Lanka opposition leader seeks Tamil prisoners' release

TNA leader R Sampanthan accused the Maithripala Sirisena-led government of not acting promptly since coming to power.
Lanka opposition leader seeks Tamil prisoners' release

COLOMBO: The leader of Sri Lanka's main opposition, also the country's main Tamil party, has asked the government to immediately release all Tamil political prisoners besides repealing an "obnoxious" anti-terrorism law.

Tamil National Alliance (TNA) leader R Sampanthan accused the Maithripala Sirisena-led government of not acting promptly since coming to power.

"Even the Mahinda Rajapaksa government released over 11,000 persons in custody. They gave them rehabilitation and released them. But this government in the course of the past almost 18 months or more than that has not been acting in this matter as expeditiously as we expected them to," he said in a speech made in the Parliament here yesterday.

This is the first time he has made such a charge in the Parliament against the Sirisena government, which has been accused of being pro-Tamils by nationalist groups.

Citing that the present government had at the UN Human Rights Council accepted the Prevention of Terrorism Act (PTA) was an "obnoxious law" and needs to be repealed, the TNA leader said that in December 2015, the government released on bail 39 individuals detained without charge but around 250 detainees are believed to be in detention.

The government has made indictments in 117 of these cases and in January, created a special High Court Bench to expedite proceedings.

"The government had promised that the Attorney-Generals Department would make decisions by the end of March, but there have been no further charges or releases this year. This situation is not only traumatic for the individuals concerned.

"Some of whom resorted to hunger strikes and for their families but a source of growing frustration among Tamil political parties and the community at large," he said.

He added Foreign Minister Mangala Samaraweera told the UN Human Rights Council that a committee was putting the final touches to the first draft of the new counter-terrorism legislation that will replace the PTA - introduced in 1979 to counter the separatist movement - in keeping with Sri Lankas commitments and obligations to human rights and countering terrorism.

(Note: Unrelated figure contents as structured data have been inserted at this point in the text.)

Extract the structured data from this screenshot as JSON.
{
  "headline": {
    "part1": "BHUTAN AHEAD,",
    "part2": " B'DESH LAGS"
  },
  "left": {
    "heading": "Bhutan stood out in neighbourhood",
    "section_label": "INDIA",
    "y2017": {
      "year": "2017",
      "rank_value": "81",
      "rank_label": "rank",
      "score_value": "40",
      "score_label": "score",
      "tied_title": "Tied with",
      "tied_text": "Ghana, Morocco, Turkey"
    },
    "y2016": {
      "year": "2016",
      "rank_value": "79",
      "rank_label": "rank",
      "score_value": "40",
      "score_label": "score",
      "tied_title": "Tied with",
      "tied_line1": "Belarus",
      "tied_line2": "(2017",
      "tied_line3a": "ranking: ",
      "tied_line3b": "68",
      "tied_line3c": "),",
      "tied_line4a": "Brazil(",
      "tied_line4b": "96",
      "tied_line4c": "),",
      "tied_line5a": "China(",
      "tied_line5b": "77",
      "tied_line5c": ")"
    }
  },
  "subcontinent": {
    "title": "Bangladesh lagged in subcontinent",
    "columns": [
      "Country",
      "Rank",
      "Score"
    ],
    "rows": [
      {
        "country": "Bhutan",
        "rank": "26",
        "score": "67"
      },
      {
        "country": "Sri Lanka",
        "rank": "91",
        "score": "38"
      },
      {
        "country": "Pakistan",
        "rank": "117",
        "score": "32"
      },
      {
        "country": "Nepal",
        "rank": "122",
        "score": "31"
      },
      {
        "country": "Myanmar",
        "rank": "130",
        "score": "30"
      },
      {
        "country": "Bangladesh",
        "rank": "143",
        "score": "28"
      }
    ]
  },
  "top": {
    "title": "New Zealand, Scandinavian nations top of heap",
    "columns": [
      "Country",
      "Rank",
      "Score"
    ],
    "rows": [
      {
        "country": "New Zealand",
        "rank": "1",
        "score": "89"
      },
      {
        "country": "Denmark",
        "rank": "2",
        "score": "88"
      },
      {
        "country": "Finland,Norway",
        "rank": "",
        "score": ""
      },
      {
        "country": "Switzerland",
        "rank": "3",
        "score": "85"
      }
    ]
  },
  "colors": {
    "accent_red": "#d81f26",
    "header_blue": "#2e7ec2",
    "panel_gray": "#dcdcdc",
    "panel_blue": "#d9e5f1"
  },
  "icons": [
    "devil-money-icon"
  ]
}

"Even the Sri Lankan Minister of Foreign Affairs described the Prevention of Terrorism Act as the much criticised and the much abused Act. He has said this in his Statement before the UN Human Rights Council. How can anyone be held in lawful custody under such a law? It is a law which you say is obnoxious, it has been criticised by everyone, not merely by people in this country, by the international community, and it is a law which has been abused.

"How can anyone be held legally in custody under that law? How can anyone be charged under that law? How can anyone be convicted under that law? It is our submission that all persons taken into custody under the Prevention of Terrorism Act must be released because your Government concedes that the law is unjust, is obnoxious and is not a law that should remain on statute books in this country," Sampanthan said.

He added that KP alias Kumaran Pathamanathan has not been charged yet, despite being the LTTE's international arms procurer. He is a favourite of the Rajapaksa government and continues to be so under the Rajapaksa successors.